Porta-retrato

Ela embrulhou o vaso em uma folha de jornal, depois de tê-lo enchido com tantas outras, e colocou com cuidado dentro da caixa. Era a caixa da TV que, por algum motivo, não haviam jogado fora, e que por meses guardou em silêncio tantas das coisas que foram perdendo significado com o passar dos dias: um chapéu comprado em Cancún, a garrafa de vinho que tomaram no terceiro aniversário, alguns badulaques colecionados em viagens sem fim; nada muito digno de continuar à mostra, mas que parecia errado simplesmente descartar.

Ele observava fingindo indiferença, xícara em riste, enquanto a fumaça do café insistia em embaçar as lentes dos óculos.

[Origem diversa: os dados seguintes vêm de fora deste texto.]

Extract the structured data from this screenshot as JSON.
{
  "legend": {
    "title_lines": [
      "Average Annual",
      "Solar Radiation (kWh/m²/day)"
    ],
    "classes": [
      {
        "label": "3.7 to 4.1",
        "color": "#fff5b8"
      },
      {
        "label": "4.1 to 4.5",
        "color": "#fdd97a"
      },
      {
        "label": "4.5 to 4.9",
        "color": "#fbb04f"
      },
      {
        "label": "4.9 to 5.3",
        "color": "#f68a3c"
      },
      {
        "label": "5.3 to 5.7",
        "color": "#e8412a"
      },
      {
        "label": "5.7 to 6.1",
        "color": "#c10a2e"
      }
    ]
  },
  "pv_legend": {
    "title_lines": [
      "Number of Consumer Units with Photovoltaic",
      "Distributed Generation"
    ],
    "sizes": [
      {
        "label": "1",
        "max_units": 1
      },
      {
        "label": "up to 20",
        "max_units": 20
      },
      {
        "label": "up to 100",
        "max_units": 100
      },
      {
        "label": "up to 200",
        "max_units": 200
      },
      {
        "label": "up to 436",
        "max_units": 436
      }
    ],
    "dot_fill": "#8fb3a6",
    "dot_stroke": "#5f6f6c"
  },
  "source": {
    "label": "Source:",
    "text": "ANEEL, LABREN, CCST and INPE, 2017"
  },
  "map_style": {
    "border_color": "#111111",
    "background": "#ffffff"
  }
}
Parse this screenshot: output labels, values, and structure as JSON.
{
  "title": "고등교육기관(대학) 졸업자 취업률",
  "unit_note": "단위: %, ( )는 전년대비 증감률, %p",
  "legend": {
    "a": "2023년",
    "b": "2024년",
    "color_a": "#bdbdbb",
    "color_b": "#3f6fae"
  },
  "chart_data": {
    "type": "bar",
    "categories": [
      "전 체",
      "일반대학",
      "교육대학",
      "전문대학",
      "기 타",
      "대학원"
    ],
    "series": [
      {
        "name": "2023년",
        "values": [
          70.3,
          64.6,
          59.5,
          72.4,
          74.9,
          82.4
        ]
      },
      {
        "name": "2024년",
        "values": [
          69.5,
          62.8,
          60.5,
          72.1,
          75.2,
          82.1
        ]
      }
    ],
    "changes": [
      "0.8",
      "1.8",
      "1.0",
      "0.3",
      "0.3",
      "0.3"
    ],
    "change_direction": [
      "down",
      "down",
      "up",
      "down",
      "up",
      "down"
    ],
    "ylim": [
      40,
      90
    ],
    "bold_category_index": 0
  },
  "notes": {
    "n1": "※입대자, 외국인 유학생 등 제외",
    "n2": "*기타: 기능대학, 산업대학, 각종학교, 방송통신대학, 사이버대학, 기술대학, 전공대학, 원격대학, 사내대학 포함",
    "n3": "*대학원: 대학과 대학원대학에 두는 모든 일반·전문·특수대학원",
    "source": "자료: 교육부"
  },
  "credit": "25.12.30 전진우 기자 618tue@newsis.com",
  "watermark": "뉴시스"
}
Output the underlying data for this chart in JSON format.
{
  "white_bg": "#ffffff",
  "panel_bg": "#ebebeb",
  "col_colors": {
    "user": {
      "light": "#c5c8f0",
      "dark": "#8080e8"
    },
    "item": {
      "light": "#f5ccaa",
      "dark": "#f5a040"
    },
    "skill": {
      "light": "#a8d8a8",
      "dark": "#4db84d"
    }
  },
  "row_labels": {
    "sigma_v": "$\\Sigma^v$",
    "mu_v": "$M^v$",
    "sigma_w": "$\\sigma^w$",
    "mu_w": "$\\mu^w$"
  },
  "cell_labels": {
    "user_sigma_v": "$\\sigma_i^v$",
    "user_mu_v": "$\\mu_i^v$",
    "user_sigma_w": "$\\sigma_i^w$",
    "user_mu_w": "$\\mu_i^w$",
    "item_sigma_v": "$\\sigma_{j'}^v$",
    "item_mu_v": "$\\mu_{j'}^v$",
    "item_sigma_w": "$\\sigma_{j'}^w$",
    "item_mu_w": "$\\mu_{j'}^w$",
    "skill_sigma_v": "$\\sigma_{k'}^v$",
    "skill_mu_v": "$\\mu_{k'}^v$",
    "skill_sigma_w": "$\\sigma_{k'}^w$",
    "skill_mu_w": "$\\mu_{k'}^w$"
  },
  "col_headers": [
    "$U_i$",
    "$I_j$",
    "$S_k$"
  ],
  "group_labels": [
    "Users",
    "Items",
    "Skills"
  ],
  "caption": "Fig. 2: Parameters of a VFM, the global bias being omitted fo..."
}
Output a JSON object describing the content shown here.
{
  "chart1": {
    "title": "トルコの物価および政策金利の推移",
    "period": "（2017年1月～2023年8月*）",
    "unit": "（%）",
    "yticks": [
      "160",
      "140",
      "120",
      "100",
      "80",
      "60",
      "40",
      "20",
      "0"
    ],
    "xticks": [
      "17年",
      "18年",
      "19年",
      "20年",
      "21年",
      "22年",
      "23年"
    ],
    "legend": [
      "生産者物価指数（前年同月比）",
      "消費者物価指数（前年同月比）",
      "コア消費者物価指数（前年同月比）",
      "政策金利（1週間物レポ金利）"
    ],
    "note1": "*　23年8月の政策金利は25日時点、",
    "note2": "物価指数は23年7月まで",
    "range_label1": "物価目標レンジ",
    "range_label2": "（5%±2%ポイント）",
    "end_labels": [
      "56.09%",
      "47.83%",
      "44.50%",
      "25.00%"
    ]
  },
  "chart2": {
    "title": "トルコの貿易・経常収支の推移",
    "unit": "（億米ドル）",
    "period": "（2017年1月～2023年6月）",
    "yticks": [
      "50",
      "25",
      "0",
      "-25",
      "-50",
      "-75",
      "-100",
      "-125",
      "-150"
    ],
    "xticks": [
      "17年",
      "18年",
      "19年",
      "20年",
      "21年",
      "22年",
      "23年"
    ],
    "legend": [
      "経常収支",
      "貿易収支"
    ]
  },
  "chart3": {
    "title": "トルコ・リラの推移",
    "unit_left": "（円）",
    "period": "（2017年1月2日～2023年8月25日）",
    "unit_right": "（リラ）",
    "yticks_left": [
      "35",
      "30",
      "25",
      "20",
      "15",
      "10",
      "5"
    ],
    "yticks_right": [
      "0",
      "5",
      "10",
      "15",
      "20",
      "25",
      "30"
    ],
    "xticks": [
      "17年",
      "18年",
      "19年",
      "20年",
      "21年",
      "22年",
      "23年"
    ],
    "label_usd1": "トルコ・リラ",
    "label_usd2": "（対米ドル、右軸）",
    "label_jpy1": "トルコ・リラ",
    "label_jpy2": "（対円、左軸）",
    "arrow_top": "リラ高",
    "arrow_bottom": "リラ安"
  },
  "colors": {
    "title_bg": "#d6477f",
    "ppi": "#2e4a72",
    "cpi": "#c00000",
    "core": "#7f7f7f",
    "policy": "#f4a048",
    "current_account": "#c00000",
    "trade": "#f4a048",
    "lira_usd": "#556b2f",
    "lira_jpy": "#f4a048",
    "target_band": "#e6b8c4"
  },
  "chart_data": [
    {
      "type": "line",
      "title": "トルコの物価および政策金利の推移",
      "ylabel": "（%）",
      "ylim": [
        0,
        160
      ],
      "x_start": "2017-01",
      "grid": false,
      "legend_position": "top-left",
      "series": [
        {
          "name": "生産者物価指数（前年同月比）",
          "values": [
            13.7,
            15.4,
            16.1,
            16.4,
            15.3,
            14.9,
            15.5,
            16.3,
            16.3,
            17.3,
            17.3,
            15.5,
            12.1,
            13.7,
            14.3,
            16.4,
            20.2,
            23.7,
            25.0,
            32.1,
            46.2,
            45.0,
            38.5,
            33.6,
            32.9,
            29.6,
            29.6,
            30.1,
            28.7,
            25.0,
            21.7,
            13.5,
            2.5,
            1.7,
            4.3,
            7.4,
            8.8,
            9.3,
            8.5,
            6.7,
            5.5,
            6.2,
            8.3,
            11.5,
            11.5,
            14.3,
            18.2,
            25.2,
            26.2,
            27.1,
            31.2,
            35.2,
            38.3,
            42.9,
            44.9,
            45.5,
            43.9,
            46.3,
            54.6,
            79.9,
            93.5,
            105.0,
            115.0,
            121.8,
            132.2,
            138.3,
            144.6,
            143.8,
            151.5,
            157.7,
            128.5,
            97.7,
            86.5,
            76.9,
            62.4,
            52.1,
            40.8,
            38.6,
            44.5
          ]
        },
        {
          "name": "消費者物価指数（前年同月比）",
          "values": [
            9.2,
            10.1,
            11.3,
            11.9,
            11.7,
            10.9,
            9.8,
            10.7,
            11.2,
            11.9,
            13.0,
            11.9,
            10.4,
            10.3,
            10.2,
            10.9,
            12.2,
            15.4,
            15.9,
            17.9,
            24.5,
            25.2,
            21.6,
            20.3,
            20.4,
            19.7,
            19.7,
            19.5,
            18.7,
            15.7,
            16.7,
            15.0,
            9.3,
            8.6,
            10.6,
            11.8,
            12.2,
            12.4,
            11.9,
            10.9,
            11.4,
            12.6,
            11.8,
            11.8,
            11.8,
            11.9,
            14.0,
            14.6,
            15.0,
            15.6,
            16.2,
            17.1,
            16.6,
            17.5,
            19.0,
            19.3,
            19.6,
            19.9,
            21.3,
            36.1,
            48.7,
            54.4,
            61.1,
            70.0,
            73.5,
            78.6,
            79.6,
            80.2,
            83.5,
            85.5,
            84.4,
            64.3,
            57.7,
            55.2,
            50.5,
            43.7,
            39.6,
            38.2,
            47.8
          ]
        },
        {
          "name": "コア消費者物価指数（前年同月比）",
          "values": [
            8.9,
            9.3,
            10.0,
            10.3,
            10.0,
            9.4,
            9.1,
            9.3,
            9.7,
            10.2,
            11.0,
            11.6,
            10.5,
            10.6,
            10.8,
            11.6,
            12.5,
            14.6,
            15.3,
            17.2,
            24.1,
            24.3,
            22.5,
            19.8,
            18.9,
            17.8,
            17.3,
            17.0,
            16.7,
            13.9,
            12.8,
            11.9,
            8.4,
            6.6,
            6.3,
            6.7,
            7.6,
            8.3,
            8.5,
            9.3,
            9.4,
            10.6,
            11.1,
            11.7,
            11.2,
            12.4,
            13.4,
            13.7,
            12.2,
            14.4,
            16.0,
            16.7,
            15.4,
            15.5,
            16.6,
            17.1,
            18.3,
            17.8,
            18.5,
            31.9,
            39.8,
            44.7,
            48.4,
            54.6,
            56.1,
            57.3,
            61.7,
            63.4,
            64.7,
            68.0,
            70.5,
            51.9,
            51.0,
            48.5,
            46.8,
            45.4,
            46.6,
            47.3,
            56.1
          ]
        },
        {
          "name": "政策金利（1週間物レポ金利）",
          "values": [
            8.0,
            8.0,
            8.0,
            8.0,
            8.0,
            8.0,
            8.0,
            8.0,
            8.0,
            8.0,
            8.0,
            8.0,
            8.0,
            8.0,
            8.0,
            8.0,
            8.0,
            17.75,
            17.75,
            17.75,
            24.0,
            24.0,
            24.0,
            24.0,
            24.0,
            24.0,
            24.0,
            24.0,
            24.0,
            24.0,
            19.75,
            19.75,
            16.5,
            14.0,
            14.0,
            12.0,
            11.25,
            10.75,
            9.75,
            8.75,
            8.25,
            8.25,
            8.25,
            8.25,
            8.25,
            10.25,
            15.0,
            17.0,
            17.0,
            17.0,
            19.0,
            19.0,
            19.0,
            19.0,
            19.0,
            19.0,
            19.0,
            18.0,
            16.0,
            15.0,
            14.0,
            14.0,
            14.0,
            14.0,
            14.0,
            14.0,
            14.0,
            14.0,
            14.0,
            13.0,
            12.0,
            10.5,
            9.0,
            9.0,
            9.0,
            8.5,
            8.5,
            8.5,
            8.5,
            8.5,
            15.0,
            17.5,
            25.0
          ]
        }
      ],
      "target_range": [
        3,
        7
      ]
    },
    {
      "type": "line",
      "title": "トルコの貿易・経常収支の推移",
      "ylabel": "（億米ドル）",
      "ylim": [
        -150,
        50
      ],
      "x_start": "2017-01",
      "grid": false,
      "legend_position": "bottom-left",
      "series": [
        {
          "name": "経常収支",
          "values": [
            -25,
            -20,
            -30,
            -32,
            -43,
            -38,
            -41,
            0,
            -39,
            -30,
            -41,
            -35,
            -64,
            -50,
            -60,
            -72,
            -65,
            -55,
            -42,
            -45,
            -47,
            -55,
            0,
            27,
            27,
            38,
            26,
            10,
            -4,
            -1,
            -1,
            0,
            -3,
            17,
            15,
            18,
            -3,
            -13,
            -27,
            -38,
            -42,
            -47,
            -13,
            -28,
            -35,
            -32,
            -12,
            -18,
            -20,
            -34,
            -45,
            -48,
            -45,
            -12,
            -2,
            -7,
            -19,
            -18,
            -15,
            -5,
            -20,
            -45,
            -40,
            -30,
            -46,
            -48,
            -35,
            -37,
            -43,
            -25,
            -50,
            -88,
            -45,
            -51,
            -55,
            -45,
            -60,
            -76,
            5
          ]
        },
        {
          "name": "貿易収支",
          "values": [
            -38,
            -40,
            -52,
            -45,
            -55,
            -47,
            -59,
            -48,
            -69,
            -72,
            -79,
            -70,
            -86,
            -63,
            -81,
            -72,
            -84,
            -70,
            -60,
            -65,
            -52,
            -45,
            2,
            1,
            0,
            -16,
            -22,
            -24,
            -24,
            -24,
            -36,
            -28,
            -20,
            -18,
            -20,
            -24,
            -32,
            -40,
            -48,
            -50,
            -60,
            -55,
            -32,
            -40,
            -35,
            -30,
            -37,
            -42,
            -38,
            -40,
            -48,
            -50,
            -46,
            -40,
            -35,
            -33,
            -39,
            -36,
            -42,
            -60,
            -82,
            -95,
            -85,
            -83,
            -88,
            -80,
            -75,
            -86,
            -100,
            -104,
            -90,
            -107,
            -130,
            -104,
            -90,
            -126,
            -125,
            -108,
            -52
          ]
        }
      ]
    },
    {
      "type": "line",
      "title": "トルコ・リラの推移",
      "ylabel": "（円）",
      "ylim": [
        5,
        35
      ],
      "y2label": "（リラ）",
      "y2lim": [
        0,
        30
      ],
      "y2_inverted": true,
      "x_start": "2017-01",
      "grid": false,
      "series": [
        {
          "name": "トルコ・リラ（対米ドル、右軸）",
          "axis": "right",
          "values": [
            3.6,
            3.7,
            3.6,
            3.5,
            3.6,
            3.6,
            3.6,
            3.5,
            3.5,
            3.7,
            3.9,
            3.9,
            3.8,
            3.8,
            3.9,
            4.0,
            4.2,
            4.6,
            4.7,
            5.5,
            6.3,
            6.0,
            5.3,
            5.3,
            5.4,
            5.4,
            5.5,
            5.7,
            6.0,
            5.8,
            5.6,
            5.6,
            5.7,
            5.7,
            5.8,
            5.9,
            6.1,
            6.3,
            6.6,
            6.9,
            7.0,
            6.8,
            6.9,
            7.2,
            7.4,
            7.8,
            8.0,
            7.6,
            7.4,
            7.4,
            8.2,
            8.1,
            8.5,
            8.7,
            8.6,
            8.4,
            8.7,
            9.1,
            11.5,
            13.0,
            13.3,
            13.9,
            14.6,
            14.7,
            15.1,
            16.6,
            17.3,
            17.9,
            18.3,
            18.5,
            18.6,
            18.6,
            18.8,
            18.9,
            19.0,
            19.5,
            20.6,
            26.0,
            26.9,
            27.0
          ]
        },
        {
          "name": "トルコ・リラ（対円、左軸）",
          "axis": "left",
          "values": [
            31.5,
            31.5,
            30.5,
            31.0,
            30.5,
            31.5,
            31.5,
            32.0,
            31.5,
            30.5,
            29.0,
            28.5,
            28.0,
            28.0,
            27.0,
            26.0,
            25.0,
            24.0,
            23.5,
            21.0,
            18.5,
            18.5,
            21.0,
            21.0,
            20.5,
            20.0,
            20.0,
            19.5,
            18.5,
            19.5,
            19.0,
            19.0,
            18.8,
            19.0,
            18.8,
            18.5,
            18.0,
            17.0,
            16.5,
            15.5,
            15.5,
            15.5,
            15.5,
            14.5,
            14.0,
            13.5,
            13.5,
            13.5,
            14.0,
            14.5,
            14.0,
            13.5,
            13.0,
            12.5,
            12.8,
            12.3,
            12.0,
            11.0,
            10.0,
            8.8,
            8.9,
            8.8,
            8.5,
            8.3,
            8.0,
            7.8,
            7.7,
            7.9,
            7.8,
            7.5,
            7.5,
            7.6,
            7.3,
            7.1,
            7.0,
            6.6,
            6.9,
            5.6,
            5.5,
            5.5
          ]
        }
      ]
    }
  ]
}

Dizer o quê? O tempo de falar já passara. Eles já deveriam ter conversado sobre suas manias, sobre seus incômodos, sobre seu futuro e também, por que não, sobre um ou outro assunto passado que, fosse por qual motivo fosse, ainda perturbava. Mas o cansaço dos dias amontoados uns sobre os outros, a quantidade de papéis para despachar, as reuniões até tarde e a letargia diante da TV – a da tal caixa – haviam roubado esse tempo, o da conversa. E, nos últimos anos, estava impossível conciliar as férias. Fazer o quê?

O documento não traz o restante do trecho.